SPRINGFIELD, Ill. (Legal Newsline) – The Illinois Supreme Court has remanded a secondhand asbestos exposure case to Madison County to decide whether CSX Transportation had a duty of care to a railroad worker’s wife who suffered from mesothelioma.
In a 4-2 split decision where conservative justices sided with the injured plaintiff and liberal justices sided with the accused business, the high court upheld the Fifth District which had reversed former Madison County Circuit Judge Daniel Stack’s decision to dismiss Annette Simpkins’ lawsuit, for different reasons involving duty.
Justice Rita Garman, for the majority, wrote that the court cannot assess the existence of a duty without further facts.

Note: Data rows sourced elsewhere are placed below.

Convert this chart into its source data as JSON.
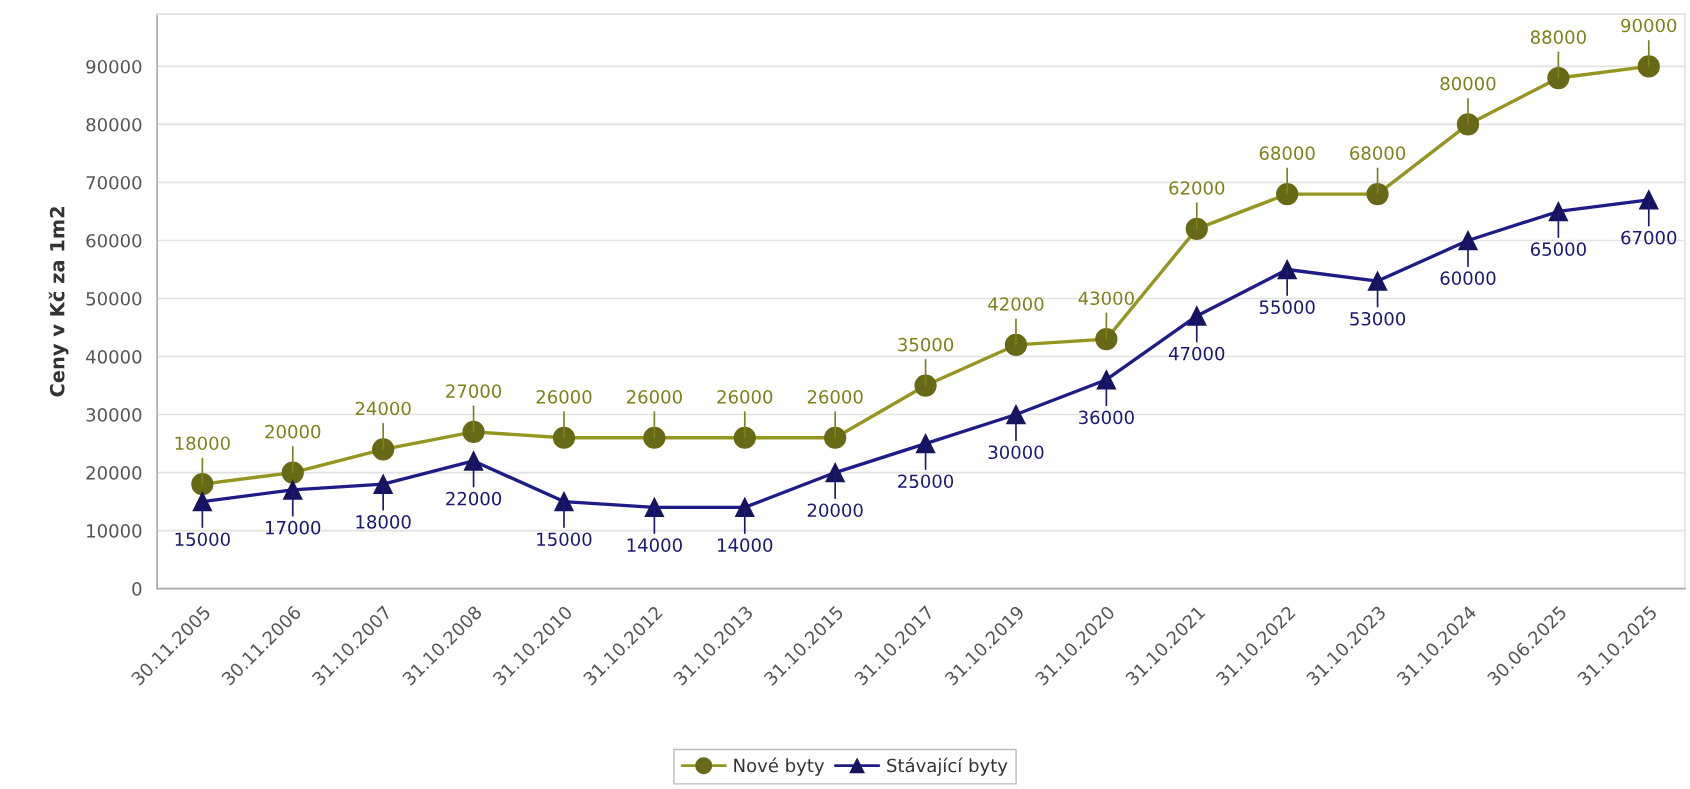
{
  "chart_data": {
    "type": "line",
    "ylabel": "Ceny v Kč za 1m2",
    "categories": [
      "30.11.2005",
      "30.11.2006",
      "31.10.2007",
      "31.10.2008",
      "31.10.2010",
      "31.10.2012",
      "31.10.2013",
      "31.10.2015",
      "31.10.2017",
      "31.10.2019",
      "31.10.2020",
      "31.10.2021",
      "31.10.2022",
      "31.10.2023",
      "31.10.2024",
      "30.06.2025",
      "31.10.2025"
    ],
    "series": [
      {
        "name": "Nové byty",
        "color": "#94961f",
        "marker": "circle",
        "values": [
          18000,
          20000,
          24000,
          27000,
          26000,
          26000,
          26000,
          26000,
          35000,
          42000,
          43000,
          62000,
          68000,
          68000,
          80000,
          88000,
          90000
        ]
      },
      {
        "name": "Stávající byty",
        "color": "#1f1c88",
        "marker": "triangle",
        "values": [
          15000,
          17000,
          18000,
          22000,
          15000,
          14000,
          14000,
          20000,
          25000,
          30000,
          36000,
          47000,
          55000,
          53000,
          60000,
          65000,
          67000
        ]
      }
    ],
    "ylim": [
      0,
      99000
    ],
    "yticks": [
      0,
      10000,
      20000,
      30000,
      40000,
      50000,
      60000,
      70000,
      80000,
      90000
    ],
    "grid": "y",
    "legend": "bottom",
    "data_labels": true
  }
}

“Because foreseeability is such an integral factor to the existence of duty and because the weight to be accorded to that foreseeability (as well as to the other factors) depends on the particular circumstances of the case, without more detailed pleadings we cannot determine whether, if all well-pled facts are taken as true, a duty of care ran from defendant to plaintiff in this case,” Garman wrote.
“Defendant has argued that plaintiff’s complaint is insufficient because it relies on the ‘conclusory allegation’ that defendant ‘knew or should have known’ of the dangers of secondhand asbestos exposure.
“Defendant is correct. Plaintiff has failed to allege facts specific enough to analyze whether, if those facts were proven true, defendant would have been able to reasonably foresee plaintiff’s injury. However, defendant has made this argument for the first time in its briefs to this court.”
Dissenting Justices Charles Freeman and Anne Burke, who normally side with injury victims, wrote that remand was not appropriate in this case. They wrote that on the question of reasonable foreseeability, the plaintiff established that her father and husband worked at places where they were exposed to asbestos.
“It is difficult to understand what more facts need be alleged here, particularly because it is generally accepted that the first medical studies of bystander exposure were not published until 1965,” Freeman wrote. “Based on this, courts have concluded that foreseeability could not be established as a matter of law.”
“…(T)here is nothing that plaintiff could allege with respect to her father’s employment (from 1931 until 1954) or even her former husband’s employment from 1951 until 1964 or 1965 that would assist the court further in assessing the ‘foreseeability of the harm’ prong to the duty question. In short, remanding this case for further opportunity to amend would accomplish little to aid in answering the question whether defendant owed plaintiff any duty at all.”
CSX Transportation had sought to reverse the Fifth District which held that the railroad should have warned the late Annette Simpkins about hazards her late husband Ronald Simpkins brought home.
Ronald Simpkins worked for B&O Railroad from 1958 to 1964.
He and Annette divorced in 1965.
In 2007, she sued CSX and 72 other companies in Madison County.
She blamed CSX for “take home” exposure, as successor to B&O.
CSX moved to dismiss, denying it owed any duty to warn families of employees.
Annette Simpkins died three months after suing, and Stack substituted daughter Cynthia as plaintiff.
Attorney John Simmons of Alton leads Simpkins’s legal team.
CSX argued that only appellate courts or legislatures can create new causes of action.
Kurt Reitz of Thompson and Coburn in Belleville is lead counsel for CSX.
Stack dismissed the case and said, “It sounds like a great argument for the Supreme Court.”
Fifth District judges in Mount Vernon reversed Stack in 2010, finding B&O should have foreseen a risk to Annette while Ronald worked for the railroad.